Porto di Cagliari

Porto di Cagliari

Il Porto di Cagliari è diviso in due zone: quella centrale e più antica in Via Roma; e quella moderna del Porto canale di Cagliari, a Giorgino.

Il Porto di via Roma, è il vero porto di Cagliari e si hanno tracce della sua esistenza già in periodo fenicio-punico, e poi in età romana. L'aspetto che possiamo vedere oggi è quello del '900. Infatti fino all'Unità d'Italia il porto era piccolo e separato dalla Via San Francesco da Paola (attuale via Roma) e quindi dalla città mediante delle mura. All'interno dell'area portuale ottocentesca vi era il palazzetto chiamato Sanità, dentro il quale si controllavano le merci e gli animali arrivati in città, per paura che fossero contaminati da qualche malattia che potesse portare un'epidemia.

Il palazzo Sanità sorgeva nell'attuale Molo Sanità, a cui ha lasciato il nome. A fianco sorgeva una porta che immetteva nel quartiere della Marina, anch'essa demolita in contemporaneità con il resto delle mura. (A partire dal 1861 con il progetto di Gaetano Cima fino al 1870 con la costruzione del palazzo Cavenna di fronte alla Darsena). Con i lavori ottocenteschi si allontanò la riva del porto dal quartiere Marina e vennero installati il molo della Darsena e quello Sanità.

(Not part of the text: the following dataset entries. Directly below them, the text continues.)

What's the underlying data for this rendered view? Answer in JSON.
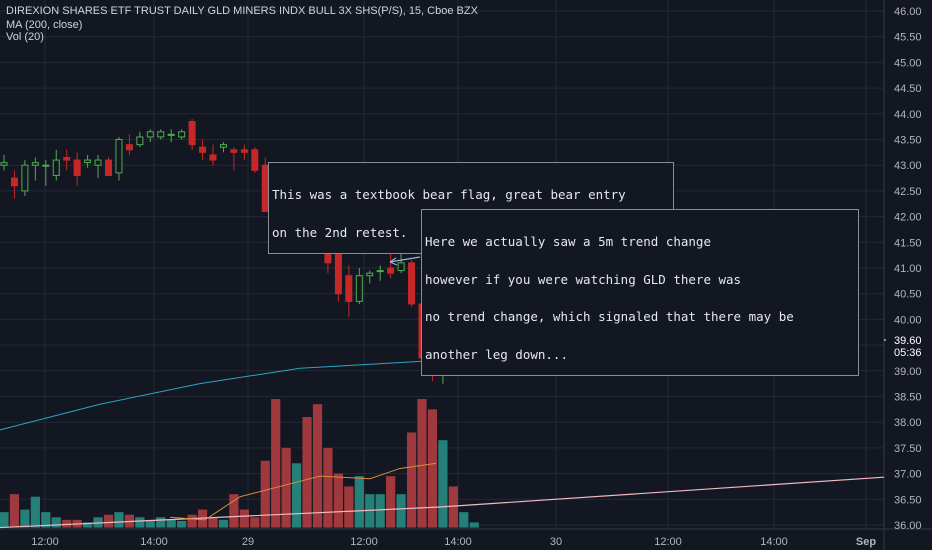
{
  "header": {
    "symbol_line": "DIREXION SHARES ETF TRUST DAILY GLD MINERS INDX BULL 3X SHS(P/S), 15, Cboe BZX",
    "ma_label": "MA (200, close)",
    "vol_label": "Vol (20)"
  },
  "annotations": {
    "bear_flag": [
      "This was a textbook bear flag, great bear entry",
      "on the 2nd retest."
    ],
    "trend_change": [
      "Here we actually saw a 5m trend change",
      "however if you were watching GLD there was",
      "no trend change, which signaled that there may be",
      "another leg down..."
    ]
  },
  "price_badge": "39.60",
  "countdown_badge": "05:36",
  "colors": {
    "background": "#131722",
    "up": "#4caf50",
    "down": "#c62828",
    "vol_up": "#26807a",
    "vol_down": "#a0393e",
    "ma200": "#2ea3c6",
    "vol_ma": "#d98c3f",
    "long_trend": "#f2b8c0",
    "grid": "#232834"
  },
  "chart_data": {
    "type": "candlestick",
    "title": "DIREXION SHARES ETF TRUST DAILY GLD MINERS INDX BULL 3X SHS(P/S), 15, Cboe BZX",
    "y_axis": {
      "range": [
        35.95,
        46.1
      ],
      "ticks": [
        "46.00",
        "45.50",
        "45.00",
        "44.50",
        "44.00",
        "43.50",
        "43.00",
        "42.50",
        "42.00",
        "41.50",
        "41.00",
        "40.50",
        "40.00",
        "39.50",
        "39.00",
        "38.50",
        "38.00",
        "37.50",
        "37.00",
        "36.50",
        "36.00"
      ]
    },
    "x_axis": {
      "ticks": [
        "12:00",
        "14:00",
        "29",
        "12:00",
        "14:00",
        "30",
        "12:00",
        "14:00",
        "Sep"
      ]
    },
    "candles": [
      {
        "o": 43.0,
        "h": 43.2,
        "l": 42.9,
        "c": 43.05,
        "v": 36.25
      },
      {
        "o": 42.75,
        "h": 42.9,
        "l": 42.35,
        "c": 42.6,
        "v": 36.6
      },
      {
        "o": 42.5,
        "h": 43.1,
        "l": 42.4,
        "c": 43.0,
        "v": 36.3
      },
      {
        "o": 43.0,
        "h": 43.15,
        "l": 42.7,
        "c": 43.05,
        "v": 36.55
      },
      {
        "o": 43.0,
        "h": 43.1,
        "l": 42.6,
        "c": 43.0,
        "v": 36.25
      },
      {
        "o": 42.8,
        "h": 43.3,
        "l": 42.7,
        "c": 43.1,
        "v": 36.15
      },
      {
        "o": 43.15,
        "h": 43.3,
        "l": 42.9,
        "c": 43.1,
        "v": 36.1
      },
      {
        "o": 43.1,
        "h": 43.25,
        "l": 42.6,
        "c": 42.8,
        "v": 36.1
      },
      {
        "o": 43.05,
        "h": 43.2,
        "l": 42.95,
        "c": 43.1,
        "v": 36.05
      },
      {
        "o": 43.0,
        "h": 43.2,
        "l": 42.75,
        "c": 43.1,
        "v": 36.15
      },
      {
        "o": 43.1,
        "h": 43.15,
        "l": 42.8,
        "c": 42.8,
        "v": 36.2
      },
      {
        "o": 42.85,
        "h": 43.55,
        "l": 42.7,
        "c": 43.5,
        "v": 36.25
      },
      {
        "o": 43.4,
        "h": 43.6,
        "l": 43.2,
        "c": 43.3,
        "v": 36.2
      },
      {
        "o": 43.4,
        "h": 43.65,
        "l": 43.35,
        "c": 43.55,
        "v": 36.15
      },
      {
        "o": 43.55,
        "h": 43.7,
        "l": 43.45,
        "c": 43.65,
        "v": 36.1
      },
      {
        "o": 43.55,
        "h": 43.7,
        "l": 43.5,
        "c": 43.65,
        "v": 36.15
      },
      {
        "o": 43.6,
        "h": 43.7,
        "l": 43.45,
        "c": 43.6,
        "v": 36.1
      },
      {
        "o": 43.55,
        "h": 43.7,
        "l": 43.5,
        "c": 43.65,
        "v": 36.08
      },
      {
        "o": 43.85,
        "h": 43.9,
        "l": 43.3,
        "c": 43.4,
        "v": 36.2
      },
      {
        "o": 43.35,
        "h": 43.5,
        "l": 43.1,
        "c": 43.25,
        "v": 36.3
      },
      {
        "o": 43.2,
        "h": 43.4,
        "l": 43.0,
        "c": 43.1,
        "v": 36.15
      },
      {
        "o": 43.35,
        "h": 43.45,
        "l": 43.25,
        "c": 43.4,
        "v": 36.1
      },
      {
        "o": 43.3,
        "h": 43.35,
        "l": 42.9,
        "c": 43.25,
        "v": 36.6
      },
      {
        "o": 43.3,
        "h": 43.4,
        "l": 43.1,
        "c": 43.25,
        "v": 36.3
      },
      {
        "o": 43.3,
        "h": 43.35,
        "l": 42.85,
        "c": 42.9,
        "v": 36.15
      },
      {
        "o": 43.0,
        "h": 43.15,
        "l": 42.1,
        "c": 42.1,
        "v": 37.25
      },
      {
        "o": 42.2,
        "h": 42.3,
        "l": 41.6,
        "c": 42.1,
        "v": 38.45
      },
      {
        "o": 42.1,
        "h": 42.3,
        "l": 41.45,
        "c": 41.5,
        "v": 37.5
      },
      {
        "o": 41.8,
        "h": 42.25,
        "l": 41.6,
        "c": 42.0,
        "v": 37.2
      },
      {
        "o": 42.0,
        "h": 42.2,
        "l": 41.6,
        "c": 41.7,
        "v": 38.1
      },
      {
        "o": 41.9,
        "h": 42.2,
        "l": 41.5,
        "c": 41.5,
        "v": 38.35
      },
      {
        "o": 41.8,
        "h": 41.85,
        "l": 40.9,
        "c": 41.1,
        "v": 37.5
      },
      {
        "o": 41.3,
        "h": 41.4,
        "l": 40.35,
        "c": 40.5,
        "v": 37.0
      },
      {
        "o": 40.85,
        "h": 41.05,
        "l": 40.05,
        "c": 40.35,
        "v": 36.75
      },
      {
        "o": 40.35,
        "h": 41.0,
        "l": 40.3,
        "c": 40.85,
        "v": 36.95
      },
      {
        "o": 40.85,
        "h": 40.95,
        "l": 40.7,
        "c": 40.9,
        "v": 36.6
      },
      {
        "o": 40.95,
        "h": 41.05,
        "l": 40.75,
        "c": 40.95,
        "v": 36.6
      },
      {
        "o": 41.0,
        "h": 41.3,
        "l": 40.8,
        "c": 40.9,
        "v": 36.95
      },
      {
        "o": 40.95,
        "h": 41.5,
        "l": 40.9,
        "c": 41.1,
        "v": 36.6
      },
      {
        "o": 41.1,
        "h": 41.15,
        "l": 40.25,
        "c": 40.3,
        "v": 37.8
      },
      {
        "o": 40.3,
        "h": 40.35,
        "l": 39.2,
        "c": 39.25,
        "v": 38.45
      },
      {
        "o": 39.25,
        "h": 39.4,
        "l": 38.8,
        "c": 39.1,
        "v": 38.25
      },
      {
        "o": 39.1,
        "h": 39.3,
        "l": 38.75,
        "c": 39.25,
        "v": 37.65
      },
      {
        "o": 39.25,
        "h": 39.4,
        "l": 39.0,
        "c": 39.2,
        "v": 36.75
      },
      {
        "o": 39.2,
        "h": 39.55,
        "l": 39.1,
        "c": 39.5,
        "v": 36.25
      },
      {
        "o": 39.6,
        "h": 39.8,
        "l": 39.55,
        "c": 39.6,
        "v": 36.05
      }
    ],
    "ma200": [
      {
        "x": 0,
        "y": 37.85
      },
      {
        "x": 100,
        "y": 38.35
      },
      {
        "x": 200,
        "y": 38.75
      },
      {
        "x": 300,
        "y": 39.05
      },
      {
        "x": 436,
        "y": 39.2
      }
    ],
    "vol_ma": [
      {
        "x": 170,
        "y": 36.15
      },
      {
        "x": 205,
        "y": 36.1
      },
      {
        "x": 240,
        "y": 36.55
      },
      {
        "x": 280,
        "y": 36.75
      },
      {
        "x": 320,
        "y": 36.95
      },
      {
        "x": 370,
        "y": 36.9
      },
      {
        "x": 400,
        "y": 37.1
      },
      {
        "x": 436,
        "y": 37.2
      }
    ],
    "long_trend": [
      {
        "x": 0,
        "y": 35.95
      },
      {
        "x": 440,
        "y": 36.35
      },
      {
        "x": 884,
        "y": 36.93
      }
    ],
    "markers": {
      "last_price": 39.6
    }
  }
}
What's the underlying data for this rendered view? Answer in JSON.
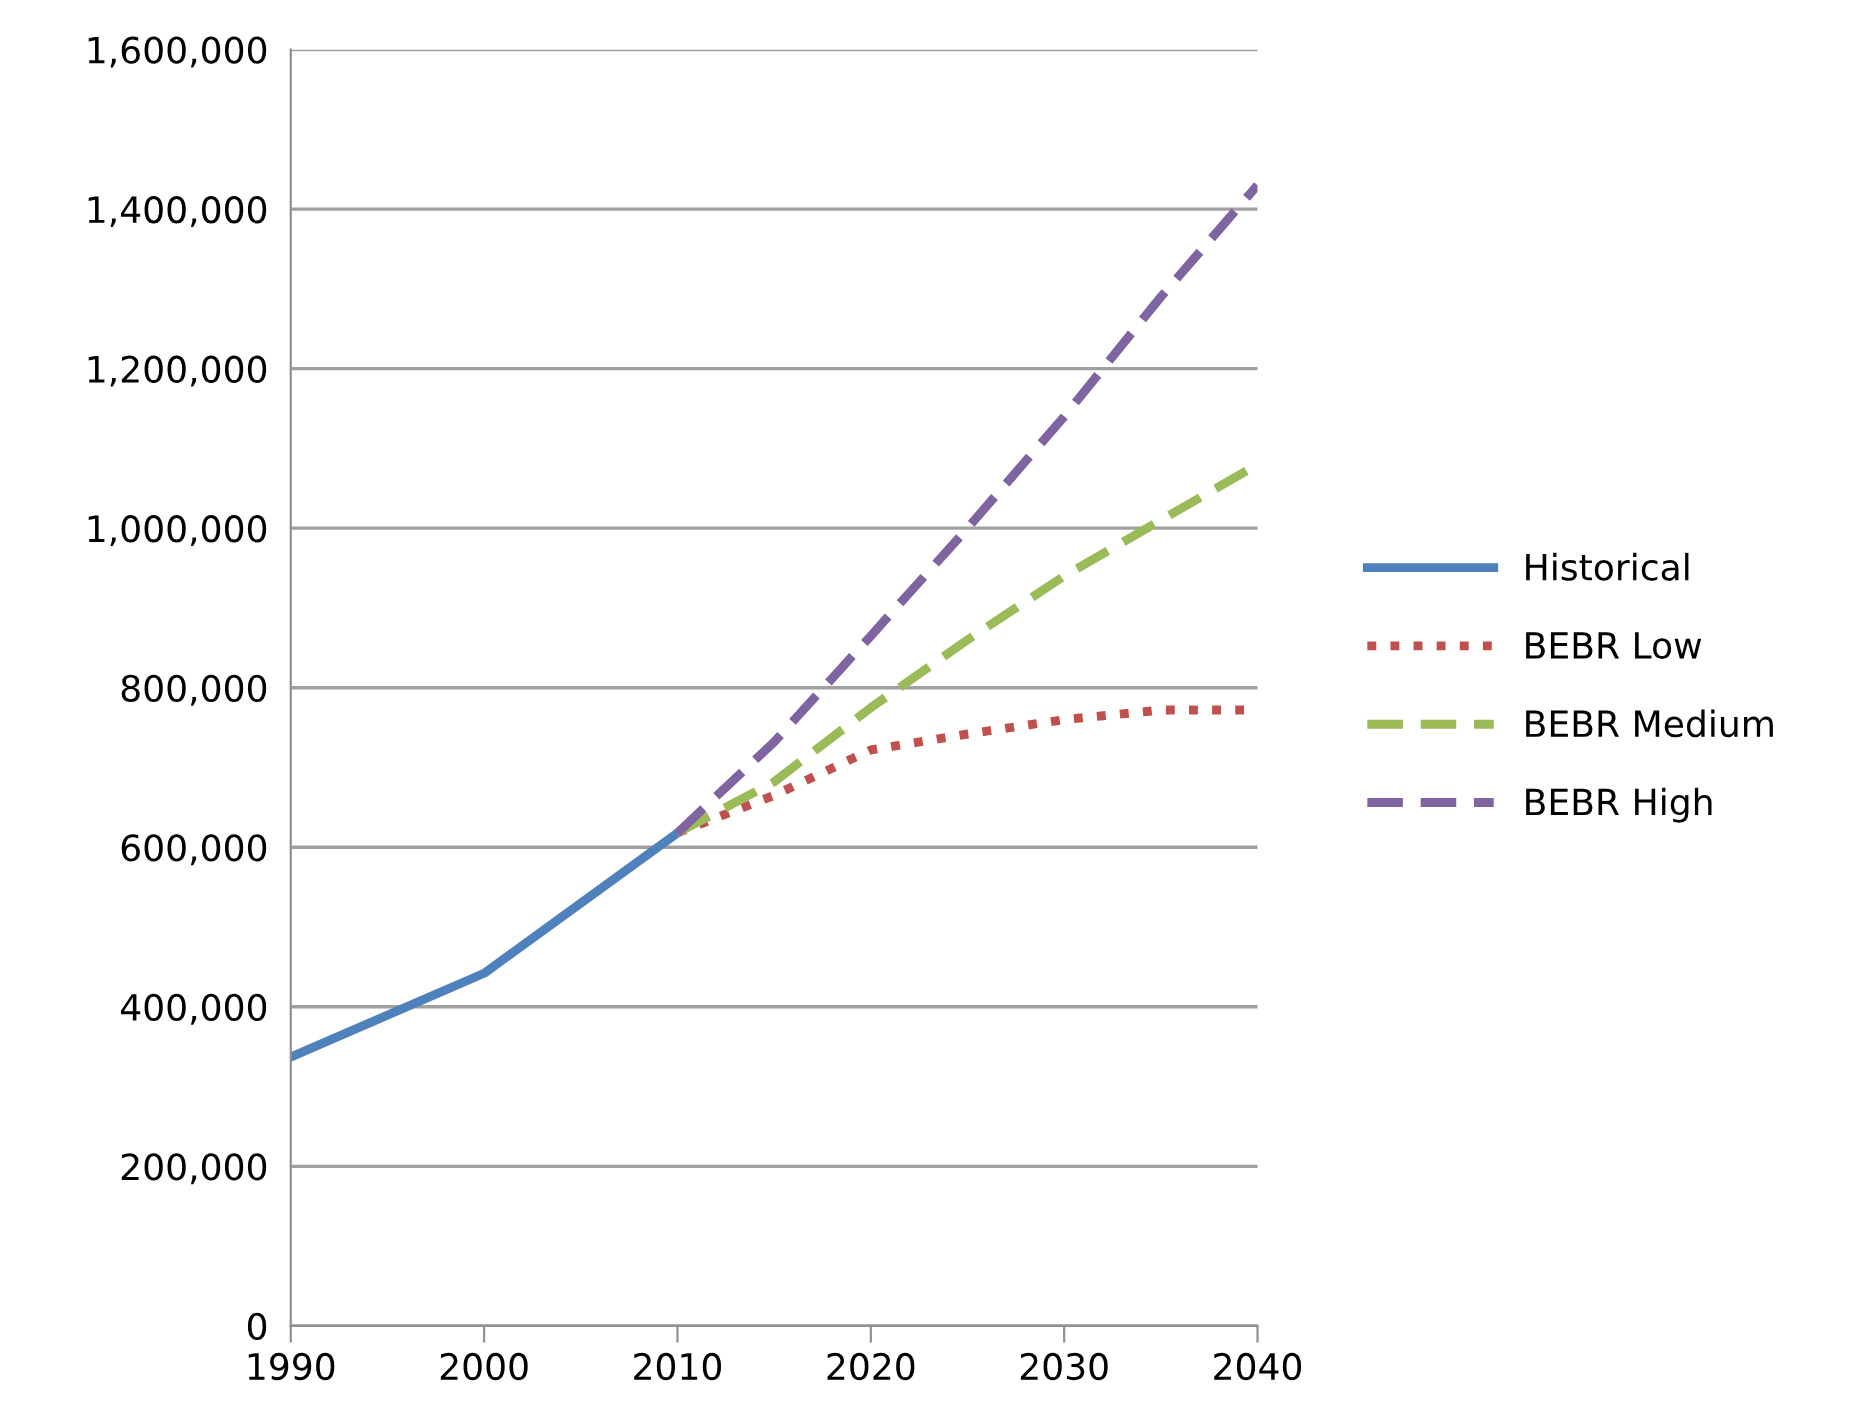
{
  "chart_data": {
    "type": "line",
    "series": [
      {
        "name": "Historical",
        "color": "#4f81bd",
        "line_style": "solid",
        "x": [
          1990,
          2000,
          2010
        ],
        "values": [
          337000,
          442000,
          618000
        ]
      },
      {
        "name": "BEBR Low",
        "color": "#c0504d",
        "line_style": "dotted",
        "x": [
          2010,
          2015,
          2020,
          2025,
          2030,
          2035,
          2040
        ],
        "values": [
          618000,
          665000,
          722000,
          742000,
          760000,
          772000,
          772000
        ]
      },
      {
        "name": "BEBR Medium",
        "color": "#9bbb59",
        "line_style": "dashed",
        "x": [
          2010,
          2015,
          2020,
          2025,
          2030,
          2035,
          2040
        ],
        "values": [
          618000,
          682000,
          775000,
          860000,
          940000,
          1010000,
          1080000
        ]
      },
      {
        "name": "BEBR High",
        "color": "#8064a2",
        "line_style": "dashed",
        "x": [
          2010,
          2015,
          2020,
          2025,
          2030,
          2035,
          2040
        ],
        "values": [
          618000,
          732000,
          865000,
          1000000,
          1140000,
          1290000,
          1430000
        ]
      }
    ],
    "xlim": [
      1990,
      2040
    ],
    "xticks": [
      1990,
      2000,
      2010,
      2020,
      2030,
      2040
    ],
    "ylim": [
      0,
      1600000
    ],
    "yticks": [
      {
        "value": 0,
        "label": "0"
      },
      {
        "value": 200000,
        "label": "200,000"
      },
      {
        "value": 400000,
        "label": "400,000"
      },
      {
        "value": 600000,
        "label": "600,000"
      },
      {
        "value": 800000,
        "label": "800,000"
      },
      {
        "value": 1000000,
        "label": "1,000,000"
      },
      {
        "value": 1200000,
        "label": "1,200,000"
      },
      {
        "value": 1400000,
        "label": "1,400,000"
      },
      {
        "value": 1600000,
        "label": "1,600,000"
      }
    ],
    "grid": "y",
    "legend": "right"
  }
}
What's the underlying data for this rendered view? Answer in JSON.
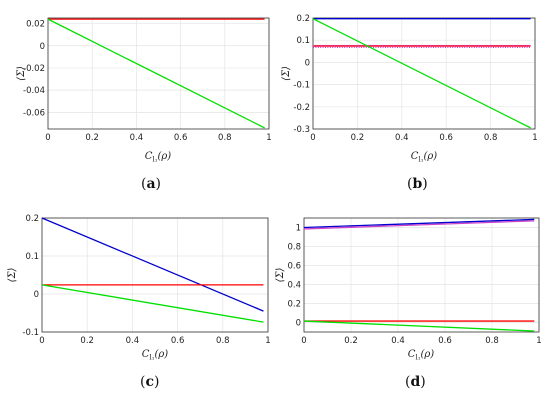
{
  "chart_data": [
    {
      "type": "line",
      "caption": "(a)",
      "xlabel": "C_{l1}(ρ)",
      "ylabel": "⟨Σ⟩",
      "xlim": [
        0,
        1
      ],
      "ylim": [
        -0.075,
        0.025
      ],
      "xticks": [
        0,
        0.2,
        0.4,
        0.6,
        0.8,
        1
      ],
      "xtick_labels": [
        "0",
        "0.2",
        "0.4",
        "0.6",
        "0.8",
        "1"
      ],
      "yticks": [
        0.02,
        0,
        -0.02,
        -0.04,
        -0.06
      ],
      "ytick_labels": [
        "0.02",
        "0",
        "-0.02",
        "-0.04",
        "-0.06"
      ],
      "grid": true,
      "series": [
        {
          "color": "#ff0000",
          "x": [
            0,
            0.98
          ],
          "y": [
            0.024,
            0.024
          ]
        },
        {
          "color": "#00e000",
          "x": [
            0,
            0.98
          ],
          "y": [
            0.024,
            -0.074
          ]
        }
      ]
    },
    {
      "type": "line",
      "caption": "(b)",
      "xlabel": "C_{l1}(ρ)",
      "ylabel": "⟨Σ⟩",
      "xlim": [
        0,
        1
      ],
      "ylim": [
        -0.3,
        0.2
      ],
      "xticks": [
        0,
        0.2,
        0.4,
        0.6,
        0.8,
        1
      ],
      "xtick_labels": [
        "0",
        "0.2",
        "0.4",
        "0.6",
        "0.8",
        "1"
      ],
      "yticks": [
        0.2,
        0.1,
        0,
        -0.1,
        -0.2,
        -0.3
      ],
      "ytick_labels": [
        "0.2",
        "0.1",
        "0",
        "-0.1",
        "-0.2",
        "-0.3"
      ],
      "grid": true,
      "series": [
        {
          "color": "#0000cc",
          "x": [
            0,
            0.98
          ],
          "y": [
            0.197,
            0.197
          ]
        },
        {
          "color": "#ff0000",
          "x": [
            0,
            0.98
          ],
          "y": [
            0.075,
            0.075
          ]
        },
        {
          "color": "#cc44cc",
          "x": [
            0,
            0.98
          ],
          "y": [
            0.072,
            0.072
          ],
          "dotted": true
        },
        {
          "color": "#00e000",
          "x": [
            0,
            0.98
          ],
          "y": [
            0.197,
            -0.295
          ]
        }
      ]
    },
    {
      "type": "line",
      "caption": "(c)",
      "xlabel": "C_{l1}(ρ)",
      "ylabel": "⟨Σ⟩",
      "xlim": [
        0,
        1
      ],
      "ylim": [
        -0.1,
        0.2
      ],
      "xticks": [
        0,
        0.2,
        0.4,
        0.6,
        0.8,
        1
      ],
      "xtick_labels": [
        "0",
        "0.2",
        "0.4",
        "0.6",
        "0.8",
        "1"
      ],
      "yticks": [
        0.2,
        0.1,
        0,
        -0.1
      ],
      "ytick_labels": [
        "0.2",
        "0.1",
        "0",
        "-0.1"
      ],
      "grid": true,
      "series": [
        {
          "color": "#0000cc",
          "x": [
            0,
            0.98
          ],
          "y": [
            0.2,
            -0.045
          ]
        },
        {
          "color": "#ff0000",
          "x": [
            0,
            0.98
          ],
          "y": [
            0.024,
            0.024
          ]
        },
        {
          "color": "#00e000",
          "x": [
            0,
            0.98
          ],
          "y": [
            0.024,
            -0.074
          ]
        }
      ]
    },
    {
      "type": "line",
      "caption": "(d)",
      "xlabel": "C_{l1}(ρ)",
      "ylabel": "⟨Σ⟩",
      "xlim": [
        0,
        1
      ],
      "ylim": [
        -0.1,
        1.1
      ],
      "xticks": [
        0,
        0.2,
        0.4,
        0.6,
        0.8,
        1
      ],
      "xtick_labels": [
        "0",
        "0.2",
        "0.4",
        "0.6",
        "0.8",
        "1"
      ],
      "yticks": [
        1,
        0.8,
        0.6,
        0.4,
        0.2,
        0
      ],
      "ytick_labels": [
        "1",
        "0.8",
        "0.6",
        "0.4",
        "0.2",
        "0"
      ],
      "grid": true,
      "series": [
        {
          "color": "#0000cc",
          "x": [
            0,
            0.98
          ],
          "y": [
            1.0,
            1.085
          ]
        },
        {
          "color": "#cc44cc",
          "x": [
            0,
            0.98
          ],
          "y": [
            0.985,
            1.07
          ]
        },
        {
          "color": "#ff0000",
          "x": [
            0,
            0.98
          ],
          "y": [
            0.015,
            0.015
          ]
        },
        {
          "color": "#00e000",
          "x": [
            0,
            0.98
          ],
          "y": [
            0.015,
            -0.09
          ]
        }
      ]
    }
  ]
}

Importanti sono i servizi passeggeri di linea che collegano il capoluogo sardo con la penisola, traffico che negli ultimi anni ha avuto una forte flessione di passeggeri e auto al seguito, dovuta a diversi fattori, principalmente ad una crescente concorrenza aerea di tipo Low Cost, ad un miglioramento della viabilità tra il capoluogo e i porti del nord dell' isola a fronte di servizi marittimi più moderni e veloci che coprono distanze marine inferiori.